1. Determine how many mg.L-1 of a 20-20-20 are required to produce a 100-ppm N solution.
100 ppm = 100 mg.L-1
If we were dealing with pure N, we would add 100 mg.L-1 of the fertilizer. However, the material is only 20% N.
Therefore, 100 mg of N / 0.20 mg N per mg fertilizer = 500 mg of fertilizer
500 mg 20-20-20 per liter of water provides 100 mg.L-1 (or ppm) N.

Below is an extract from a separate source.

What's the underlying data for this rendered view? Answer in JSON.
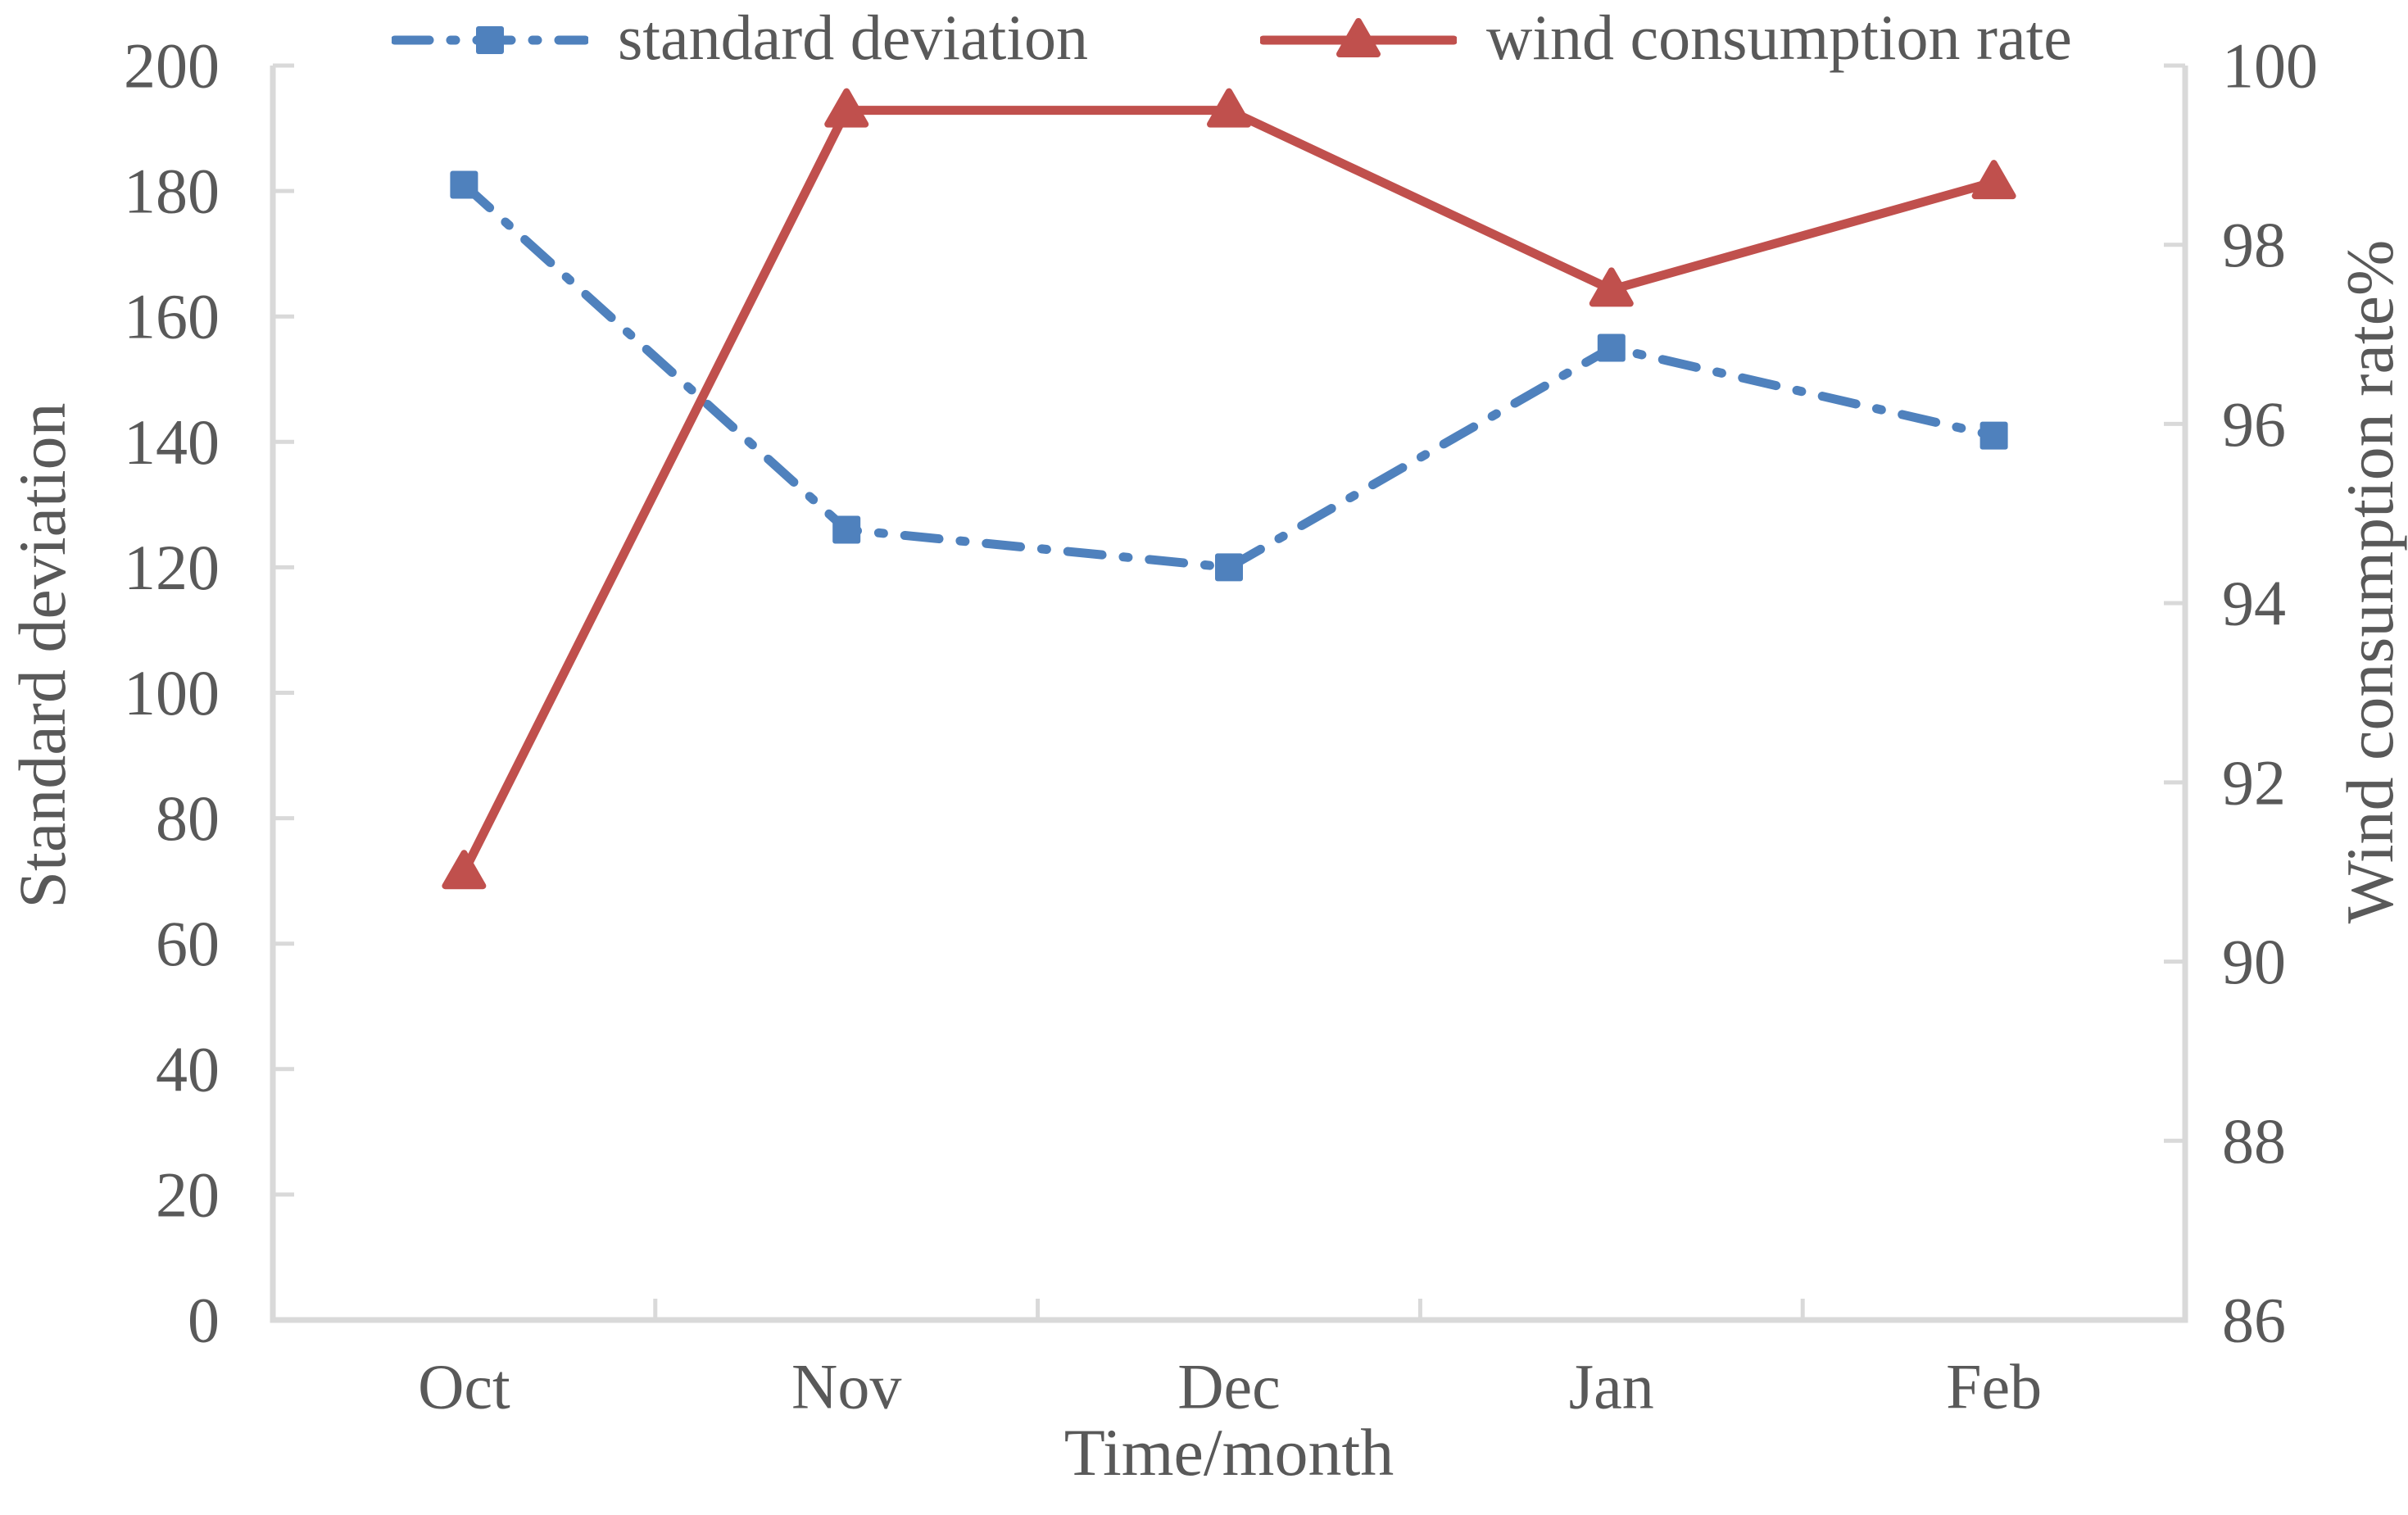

2. Determine how many mg.L-1 of a 20-20-20 are required to produce a 100 ppm K solution.
100 ppm = 100 mg.L-1
If we were dealing with pure K, we would add 100 mg.L-1 of fertilizer. However, the material is 20% K2O, and K2O is only 83% K.
To determine the % K in this fertilizer, we have 0.20 x 0.83 = 0.166 or 16.6% K in the fertilizer
Therefore, 100 mg K / 0.166 mg K per mg fertilizer = 602 mg of fertilizer
602 mg 20-20-20 per liter of water provides 100 mg.L-1 (or ppm) K.
3. In example 1 we determined that 500 mg.L-1 of 20-20-20 provided 100 ppm N. How much P is provided by this solution?
The fertilizer is 20% P2O5.
P2O5 is 43% P
Therefore, 0.20 x 0.43 = 0.086 or 8.6% P
We used 500 mg of the fertilizer (per liter).
500 mg x 0.086 = 43 mg of P
43 mg P/L = 43 ppm P
4. How many mg of 20-20-20 need to be used in a liter of stock solution that when put through a 1:100 injector will provide 100 ppm N?
From example #1, we know that 500 mg 20-20-20/L = 100 ppm N.
1 liter of stock will result in 100 liters of total solution ( 1 liter becomes 100 liters when diluted) when put through the injector. Therefore, 500 mg.L-1 x 100 L = 50,000 mg (50 g) in 1 L liter of stock.
5. How many mg.L-1 of Ca(NO3)2 and KNO3 are required to produce a 100 ppm N solution that provides 75% of the N from Ca(NO3)2 and 25% of the N from KNO3. Assume that both fertilizers are pure.
The molecular weight of Ca(NO3)2 is:
40 + [14 + (16)3]2 = 164
There are 2 N in Ca(NO3)2 so the percentage N is:
28/164 = 0.17 or 17%
The molecular weight of KNO3 is:
39 + [14 + (16)3] = 101
There is 1 N in KNO3 so the percentage N is:
14/101 = 0.14 or 14%
Therefore:
Ca(NO3)2 = 17% N
KNO3 = 14% N
We need a total of 100 mg N.L-1. We can break this into 2 more simple problems by:
We need 0.75 x 100 = 75 mg N from Ca(NO3)2 and 0.25 x 100 mg = 25 mg N from KNO3.
We now have two simply calculation that are similar to the example 1.
75 mg N / 0.17 mg N per mg N in Ca(NO3)2 = 441 mg Ca(NO3)2
25 mg N / 0.14 mg N per mg N in KNO3 = 179 mg KNO3
6. How many mg of 15-5-15 need to be used in 10 liters of stock solution that when put through a 1:100 injector will provide 200 ppm N?
200 ppm = 200 mg.L-1
If we were dealing with pure N, we would add 200 mg.L-1 of the fertilizer. However, the material is only 15% N.
Therefore, 200 mg of N / 0.15 mg N per mg fertilizer = 1,333 mg of fertilizer or 1.33 g of fertilizer per liter.
1 liter of stock will result in 100 liters of total solution (1 liter becomes 100 liters when diluted) when put through the injector and 10 liters of stock solution will become 1000 liters of final fertilizer solution. Thus we need to add enough fertilizer to the stock solution to make 1000 liters.
We needed 1.33 g of 15-5-15 per liter and we are making a total of 1000 liters (final amount of fertilizer after dilution). So, 1.33 g 15-5-15 per liter x 1000 liter = 1,330 g 15-5-15 in the 10 liters of stock.